O crescendo do futebol turco não deve diminuir nos próximos anos. O canal de TV a cabo Digiturk fechou um contrato de cerca de US$380 milhões ao ano até o fim da liga de 2015. Os times turcos têm subido na escala de poder de compra e o mercado deve ficar cada vez mais fortes. É possível que a Turquia chegue a 2020 mordendo ligas tradicionalmente maiores como França e Portugal.

Curtas – III

O agente de Ibrahimovic, Mino Raiola, declarou que o jogador “ainda tem tempo de carreira para fazer mais algumas transferências”. É impressionante a sanha de dinheiro que os agentes têm. O aporte dos mesmos ao esporte é puramente nocivo. Contribuição zero.

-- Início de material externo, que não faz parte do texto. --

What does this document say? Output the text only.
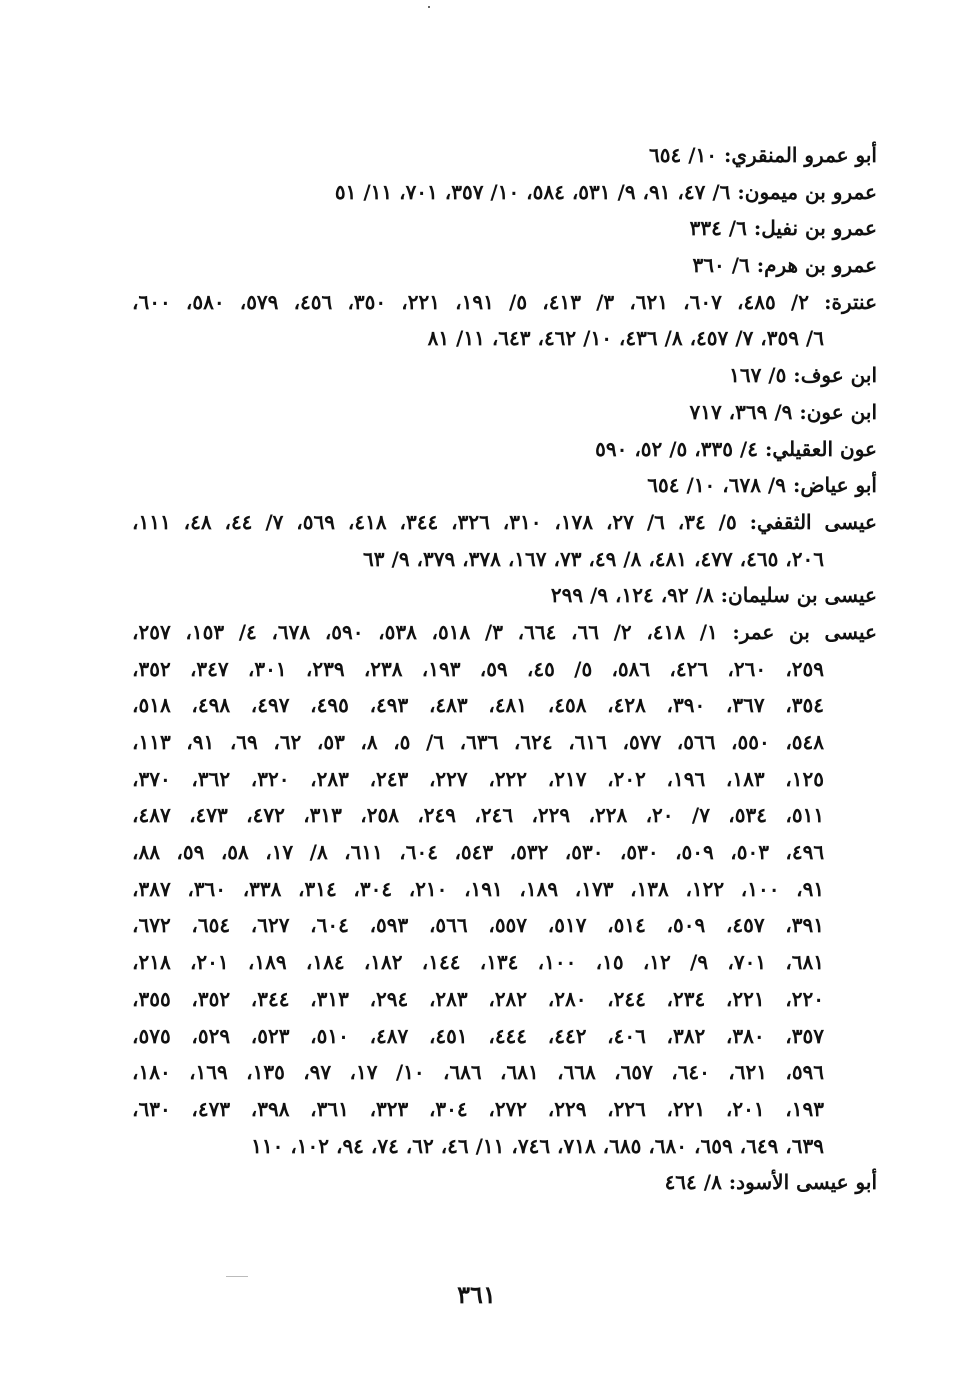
أبو عمرو المنقري: ١٠/ ٦٥٤
عمرو بن ميمون: ٦/ ٤٧، ٩١، ٩/ ٥٣١، ٥٨٤، ١٠/ ٣٥٧، ٧٠١، ١١/ ٥١
عمرو بن نفيل: ٦/ ٣٣٤
عمرو بن هرم: ٦/ ٣٦٠
عنترة: ٢/ ٤٨٥، ٦٠٧، ٦٢١، ٣/ ٤١٣، ٥/ ١٩١، ٢٢١، ٣٥٠، ٤٥٦، ٥٧٩، ٥٨٠، ٦٠٠،
٦/ ٣٥٩، ٧/ ٤٥٧، ٨/ ٤٣٦، ١٠/ ٤٦٢، ٦٤٣، ١١/ ٨١
ابن عوف: ٥/ ١٦٧
ابن عون: ٩/ ٣٦٩، ٧١٧
عون العقيلي: ٤/ ٣٣٥، ٥/ ٥٢، ٥٩٠
أبو عياض: ٩/ ٦٧٨، ١٠/ ٦٥٤
عيسى الثقفي: ٥/ ٣٤، ٦/ ٢٧، ١٧٨، ٣١٠، ٣٢٦، ٣٤٤، ٤١٨، ٥٦٩، ٧/ ٤٤، ٤٨، ١١١،
٢٠٦، ٤٦٥، ٤٧٧، ٤٨١، ٨/ ٤٩، ٧٣، ١٦٧، ٣٧٨، ٣٧٩، ٩/ ٦٣
عيسى بن سليمان: ٨/ ٩٢، ١٢٤، ٩/ ٢٩٩
عيسى بن عمر: ١/ ٤١٨، ٢/ ٦٦، ٦٦٤، ٣/ ٥١٨، ٥٣٨، ٥٩٠، ٦٧٨، ٤/ ١٥٣، ٢٥٧،
٢٥٩، ٢٦٠، ٤٢٦، ٥٨٦، ٥/ ٤٥، ٥٩، ١٩٣، ٢٣٨، ٢٣٩، ٣٠١، ٣٤٧، ٣٥٢،
٣٥٤، ٣٦٧، ٣٩٠، ٤٢٨، ٤٥٨، ٤٨١، ٤٨٣، ٤٩٣، ٤٩٥، ٤٩٧، ٤٩٨، ٥١٨،
٥٤٨، ٥٥٠، ٥٦٦، ٥٧٧، ٦١٦، ٦٢٤، ٦٣٦، ٦/ ٥، ٨، ٥٣، ٦٢، ٦٩، ٩١، ١١٣،
١٢٥، ١٨٣، ١٩٦، ٢٠٢، ٢١٧، ٢٢٢، ٢٢٧، ٢٤٣، ٢٨٣، ٣٢٠، ٣٦٢، ٣٧٠،
٥١١، ٥٣٤، ٧/ ٢٠، ٢٢٨، ٢٢٩، ٢٤٦، ٢٤٩، ٢٥٨، ٣١٣، ٤٧٢، ٤٧٣، ٤٨٧،
٤٩٦، ٥٠٣، ٥٠٩، ٥٣٠، ٥٣٠، ٥٣٢، ٥٤٣، ٦٠٤، ٦١١، ٨/ ١٧، ٥٨، ٥٩، ٨٨،
٩١، ١٠٠، ١٢٢، ١٣٨، ١٧٣، ١٨٩، ١٩١، ٢١٠، ٣٠٤، ٣١٤، ٣٣٨، ٣٦٠، ٣٨٧،
٣٩١، ٤٥٧، ٥٠٩، ٥١٤، ٥١٧، ٥٥٧، ٥٦٦، ٥٩٣، ٦٠٤، ٦٢٧، ٦٥٤، ٦٧٢،
٦٨١، ٧٠١، ٩/ ١٢، ١٥، ١٠٠، ١٣٤، ١٤٤، ١٨٢، ١٨٤، ١٨٩، ٢٠١، ٢١٨،
٢٢٠، ٢٢١، ٢٣٤، ٢٤٤، ٢٨٠، ٢٨٢، ٢٨٣، ٢٩٤، ٣١٣، ٣٤٤، ٣٥٢، ٣٥٥،
٣٥٧، ٣٨٠، ٣٨٢، ٤٠٦، ٤٤٢، ٤٤٤، ٤٥١، ٤٨٧، ٥١٠، ٥٢٣، ٥٢٩، ٥٧٥،
٥٩٦، ٦٢١، ٦٤٠، ٦٥٧، ٦٦٨، ٦٨١، ٦٨٦، ١٠/ ١٧، ٩٧، ١٣٥، ١٦٩، ١٨٠،
١٩٣، ٢٠١، ٢٢١، ٢٢٦، ٢٢٩، ٢٧٢، ٣٠٤، ٣٢٣، ٣٦١، ٣٩٨، ٤٧٣، ٦٣٠،
٦٣٩، ٦٤٩، ٦٥٩، ٦٨٠، ٦٨٥، ٧١٨، ٧٤٦، ١١/ ٤٦، ٦٢، ٧٤، ٩٤، ١٠٢، ١١٠
أبو عيسى الأسود: ٨/ ٤٦٤
٣٦١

O próximo técnico do Flamengo

O Olympiacos demitiu hoje o brasileiro Zico. O ex-meia do Flamengo foi um dos grandes ídolos da minha infância. Não sou flamenguista, mas esra impossível não ser fã do time de Zico. Apesar de uma carreira frustrante em termos de títulos na Seleção Brasileira, Zico foi o grande craque dos anos 80 e tivesse sido um pouco mais astuto e não tivesse sido vítima da sede de sangue de um zagueiro açougueiro, poderia sim ter feito frente a Maradona.

Como técnico, contudo, Zico é uma sombra, um técnico de terceira. Ou pelo menos foi isso que conseguiu mostrar até agora. Seus times não têm padrão de jogo e a defesa deles é invariavelmente um “vamos que vamos”. Seu fracasso no Olympiacos sentencia sua carreira internacional, a menos que ele a reconstrua começando num clube menor do exterior, formando times e assim subindo gradativamente – nada que um ex-craque costume fazer.

ho muito mais provável um futuro dele no Flamengo. Andrade é um cara bonachão, mas não resistirá à pressão da expectativa – ou se o fizer, se habilitará como um dos grandes técnicos do Brasil. O Flamengo deste ano terá de vencer tudo para que o ex-colega de Zico não seja destituido após o primeiro fracasso relevante. E daí, Zico, que certamente já é um cara rico (depois de contratos milionários no Uzbequistão, Turquia, Rússia e Grécia), poderá ver com bons olhos uma passagem no clube que é capaz de devolver a ele uma ascendente na sua carreira de treinador. Zico é deus na Gávea e não haveria alguém macho o suficiente lá para falar contra uma chegada sua ao clube. Um grande trabalho no Fla daria a Zico uma aura mítica renovada; um fracasso, relegaria-o a clubes no Oriente Médio e Japão ad infinitum.